My own term for this dish is “Grish” (which I pronounce “greesh”). It’s a left-over dish which to me is a little bit grits and a little bit hash. I personally would not call the stone ground corn prepared for this meal “polenta”. That’s way too “foo-foo”. It’s G-R-I-T-S! Grits and polenta are essentially made from the same stone ground corn and are prepared a bit differently.

But the main thing for Cheap Bastid is that the grits provide a base for the left-over topping of shredded meat. And it’s an incredible combination of flavors. What my wife particularly likes is that we’ll have slow-cooked pot roast one night and a couple of nights later we’ll take the left over pot-roast and turn it into “Grish” by adding just a couple of ingredients like fresh tomatoes and bell peppers and make it something new and exciting to our palate.

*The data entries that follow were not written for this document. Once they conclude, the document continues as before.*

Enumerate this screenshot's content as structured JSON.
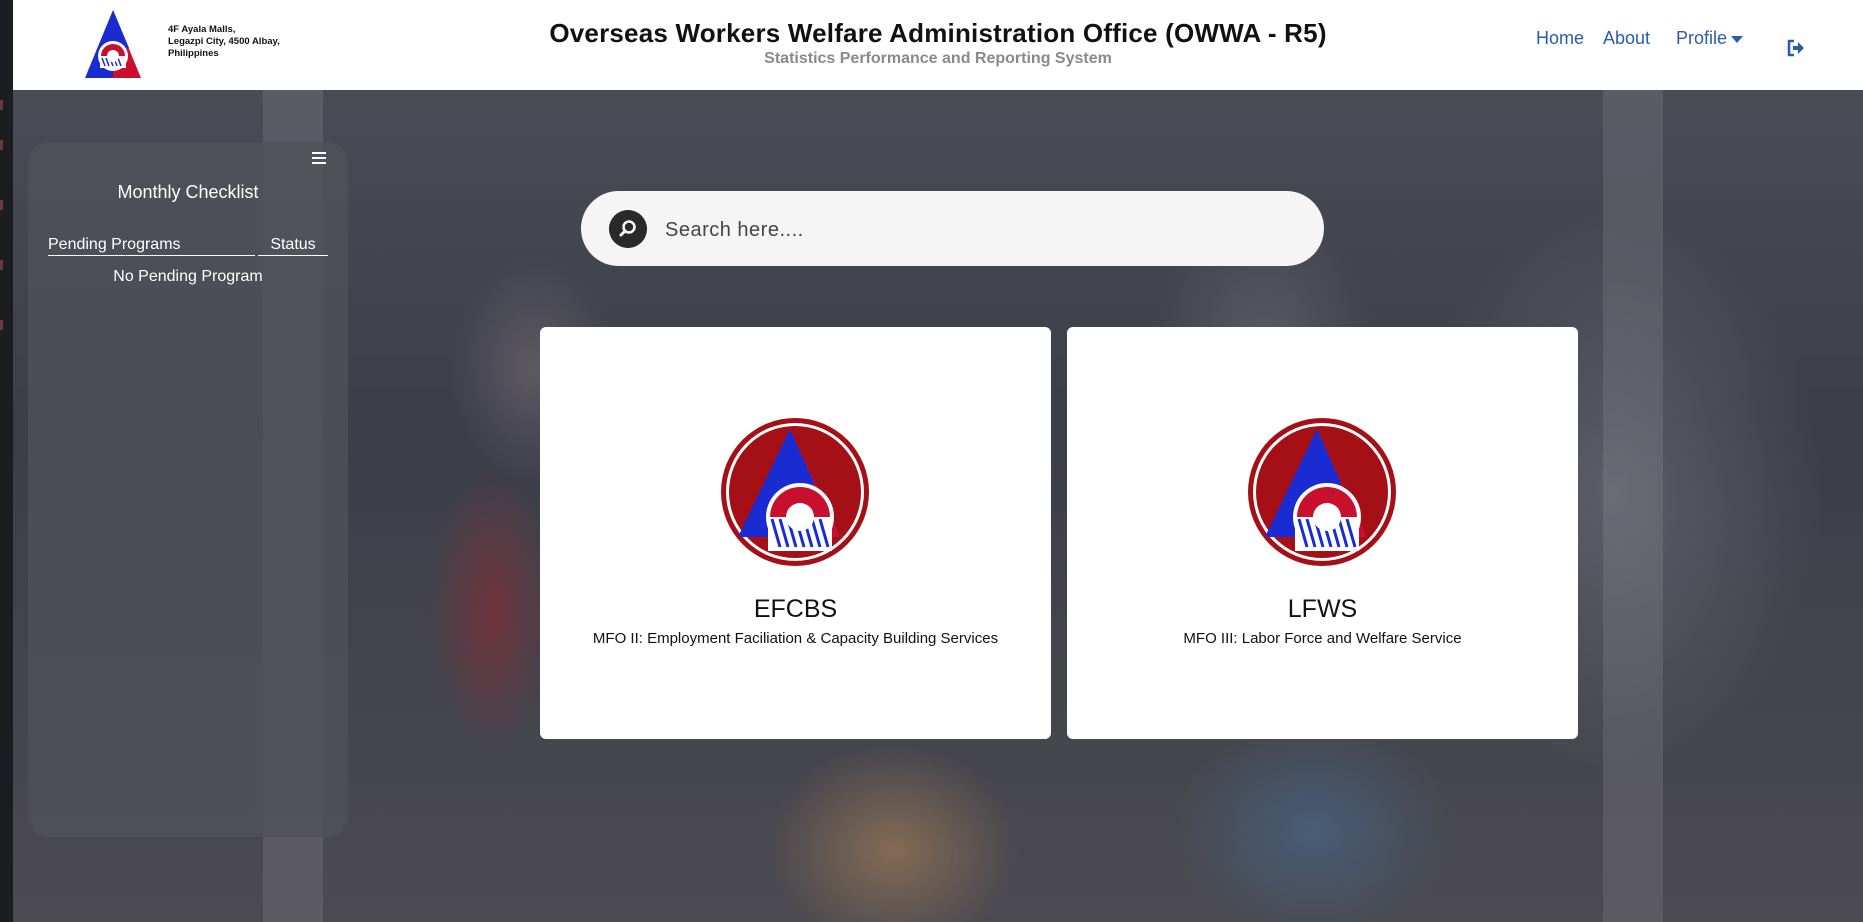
{
  "header": {
    "address_lines": [
      "4F Ayala Malls,",
      "Legazpi City, 4500 Albay,",
      "Philippines"
    ],
    "title": "Overseas Workers Welfare Administration Office (OWWA - R5)",
    "subtitle": "Statistics Performance and Reporting System",
    "nav": {
      "home": "Home",
      "about": "About",
      "profile": "Profile"
    }
  },
  "checklist": {
    "title": "Monthly Checklist",
    "col_programs": "Pending Programs",
    "col_status": "Status",
    "empty_text": "No Pending Program"
  },
  "search": {
    "placeholder": "Search here...."
  },
  "cards": [
    {
      "title": "EFCBS",
      "desc": "MFO II: Employment Faciliation & Capacity Building Services"
    },
    {
      "title": "LFWS",
      "desc": "MFO III: Labor Force and Welfare Service"
    }
  ],
  "colors": {
    "nav": "#2b5cab",
    "logo_red": "#c8102e",
    "logo_blue": "#1a2bd1"
  }
}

I came up with “Grish” one night when we had some left over pot roast and a part of a bag of stone-ground grits and Mrs. CB was whining for the taste of grits. It was an “a-ha” moment to combine the two rather than whipping up something like fried rice with shredded beef. And this is a totally different taste that takes no longer to prepare and is just as easy to prepare.d

What about The Cheap Bastid Test? This is cheap. There’s maybe a pound of left over meat at about $2 and there’s a couple of tomatoes at about $.75 plus onion, bell pepper and jalapeno for a cost of about $.75. Then I add some broth to the skillet. I use a cup and a half of grits and a pound and a half bag of them costs $2.29—so I’m using maybe $.50 worth of them. Total budget--$4. And we’ll have left-overs of the left-overs to reheat for lunch.


Think about it though. If you went to a restaurant and saw this dish and it was labeled “Grish”, you might pay $8. Same dish, labeled “Deconstructed Tamales”and the price just doubled except you’d also expect a linen table cloth and a skinny slice of lemon in your water.

You know what the bottom line is here though, don’t you? Sure you do:

That’s the Cheap Bastid Way: Eat Good. Eat Cheap. Be Grateful!